The structure was solved by molecular replacement by using amore (28) on the basis of the structure of beef-heart MF1 (10). The search model consisted of the backbone atoms of the α3β3 hexamer. The rotation function, calculated at 6.5-Å resolution, gave one peak far stronger than any others (see below). A subsequent translation search gave a putative solution with a crystallographic R-value of 46% and a correlation coefficient of 61%. Rigid-body refinement (29, 30) starting with the hexamer as a whole, then followed by the six individual chains and culminating with the three domains within each chain, resulted in an R-value of 41% to 4.4-Å resolution. This polyglycine model was then used to calculate phases for the map shown in Fig. 2.
At 4.4-Å resolution, it is not possible to follow the polypeptide chain or to define the occupancy of the nucleotide binding sites. It should, however, be possible to define the locations of domains of known structure. Also, electron density corresponding to α-helices is expected to be quite distinctive.

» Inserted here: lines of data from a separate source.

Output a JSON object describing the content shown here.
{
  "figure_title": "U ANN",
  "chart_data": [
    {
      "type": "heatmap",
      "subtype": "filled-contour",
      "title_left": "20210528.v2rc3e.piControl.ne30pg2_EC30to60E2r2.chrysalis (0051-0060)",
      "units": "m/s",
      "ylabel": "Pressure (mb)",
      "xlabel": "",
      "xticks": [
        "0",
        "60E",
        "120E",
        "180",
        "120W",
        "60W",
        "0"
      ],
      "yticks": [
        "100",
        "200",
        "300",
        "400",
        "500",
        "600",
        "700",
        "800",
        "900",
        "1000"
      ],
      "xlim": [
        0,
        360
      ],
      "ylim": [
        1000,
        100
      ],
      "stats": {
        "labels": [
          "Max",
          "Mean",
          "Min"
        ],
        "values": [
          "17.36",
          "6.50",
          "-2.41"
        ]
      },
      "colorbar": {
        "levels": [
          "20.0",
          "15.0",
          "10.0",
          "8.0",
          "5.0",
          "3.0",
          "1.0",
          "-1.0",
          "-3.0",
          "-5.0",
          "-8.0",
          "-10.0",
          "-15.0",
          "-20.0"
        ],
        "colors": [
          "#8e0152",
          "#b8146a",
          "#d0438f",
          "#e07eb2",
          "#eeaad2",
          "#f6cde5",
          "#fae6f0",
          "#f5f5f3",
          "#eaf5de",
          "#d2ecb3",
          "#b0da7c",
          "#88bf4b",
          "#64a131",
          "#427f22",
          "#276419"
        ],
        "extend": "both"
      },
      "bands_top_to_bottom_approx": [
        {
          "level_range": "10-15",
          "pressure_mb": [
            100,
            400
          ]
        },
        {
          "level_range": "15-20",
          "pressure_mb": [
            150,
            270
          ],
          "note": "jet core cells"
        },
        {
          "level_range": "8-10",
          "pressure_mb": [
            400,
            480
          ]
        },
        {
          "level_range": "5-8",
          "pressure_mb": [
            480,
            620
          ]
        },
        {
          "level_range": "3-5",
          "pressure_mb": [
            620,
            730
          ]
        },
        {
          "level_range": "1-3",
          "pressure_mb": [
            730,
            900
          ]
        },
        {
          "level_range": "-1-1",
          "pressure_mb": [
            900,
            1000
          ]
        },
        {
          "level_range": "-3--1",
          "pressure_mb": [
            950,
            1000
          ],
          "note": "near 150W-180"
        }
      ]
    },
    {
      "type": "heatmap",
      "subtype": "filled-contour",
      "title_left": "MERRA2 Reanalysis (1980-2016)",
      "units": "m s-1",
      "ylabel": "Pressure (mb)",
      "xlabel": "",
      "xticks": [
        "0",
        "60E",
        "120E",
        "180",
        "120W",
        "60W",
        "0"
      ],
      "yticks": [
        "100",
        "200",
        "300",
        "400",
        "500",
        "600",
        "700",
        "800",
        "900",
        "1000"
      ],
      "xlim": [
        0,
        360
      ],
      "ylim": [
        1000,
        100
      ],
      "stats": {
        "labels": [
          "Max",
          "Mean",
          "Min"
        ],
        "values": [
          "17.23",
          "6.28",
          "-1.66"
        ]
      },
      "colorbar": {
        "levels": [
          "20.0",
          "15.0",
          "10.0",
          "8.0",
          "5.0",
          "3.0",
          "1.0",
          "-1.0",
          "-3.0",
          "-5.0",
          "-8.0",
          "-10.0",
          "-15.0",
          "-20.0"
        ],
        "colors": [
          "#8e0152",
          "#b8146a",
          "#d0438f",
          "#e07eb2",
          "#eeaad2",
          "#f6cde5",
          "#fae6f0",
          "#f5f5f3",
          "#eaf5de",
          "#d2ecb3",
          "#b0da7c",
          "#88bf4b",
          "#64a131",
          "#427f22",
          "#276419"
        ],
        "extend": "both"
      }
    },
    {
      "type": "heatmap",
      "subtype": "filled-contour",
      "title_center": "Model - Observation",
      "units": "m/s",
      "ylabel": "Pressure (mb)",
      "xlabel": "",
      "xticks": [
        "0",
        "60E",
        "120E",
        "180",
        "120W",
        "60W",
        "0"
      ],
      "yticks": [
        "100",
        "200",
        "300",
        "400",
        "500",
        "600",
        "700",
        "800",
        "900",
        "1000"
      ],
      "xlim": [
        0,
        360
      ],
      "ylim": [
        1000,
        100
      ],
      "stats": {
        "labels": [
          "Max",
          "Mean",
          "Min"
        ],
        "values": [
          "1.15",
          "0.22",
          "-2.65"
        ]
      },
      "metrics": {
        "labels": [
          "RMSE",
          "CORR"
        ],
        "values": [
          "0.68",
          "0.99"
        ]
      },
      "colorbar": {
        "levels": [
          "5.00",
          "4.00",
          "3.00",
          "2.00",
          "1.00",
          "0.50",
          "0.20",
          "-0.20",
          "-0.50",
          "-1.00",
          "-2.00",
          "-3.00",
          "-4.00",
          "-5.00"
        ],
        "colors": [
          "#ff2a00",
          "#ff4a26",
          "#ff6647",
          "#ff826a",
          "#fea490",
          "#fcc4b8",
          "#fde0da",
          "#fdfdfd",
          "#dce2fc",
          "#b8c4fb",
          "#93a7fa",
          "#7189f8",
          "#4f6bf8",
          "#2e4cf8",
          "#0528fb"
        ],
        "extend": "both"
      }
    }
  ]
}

Symmetry of the α3β3 Hexamer.
In the structure of beef-heart MF1 (10), all three α subunits and two β subunits were observed in a “closed” conformation, whereas the remaining β subunit adopted a substantially different “open” form. In the structure of the enzyme from rat-liver mitochondria, however, all six subunits appeared to have the closed conformation, which Bianchet et al. (11) argued is the active conformation of the enzyme. They suggested that the structure reported by Abrahams et al. (10) is an ADP-inhibited form. It could also be a nonphysiological state induced by crystallization without sufficient total nucleotide present to occupy all catalytic sites.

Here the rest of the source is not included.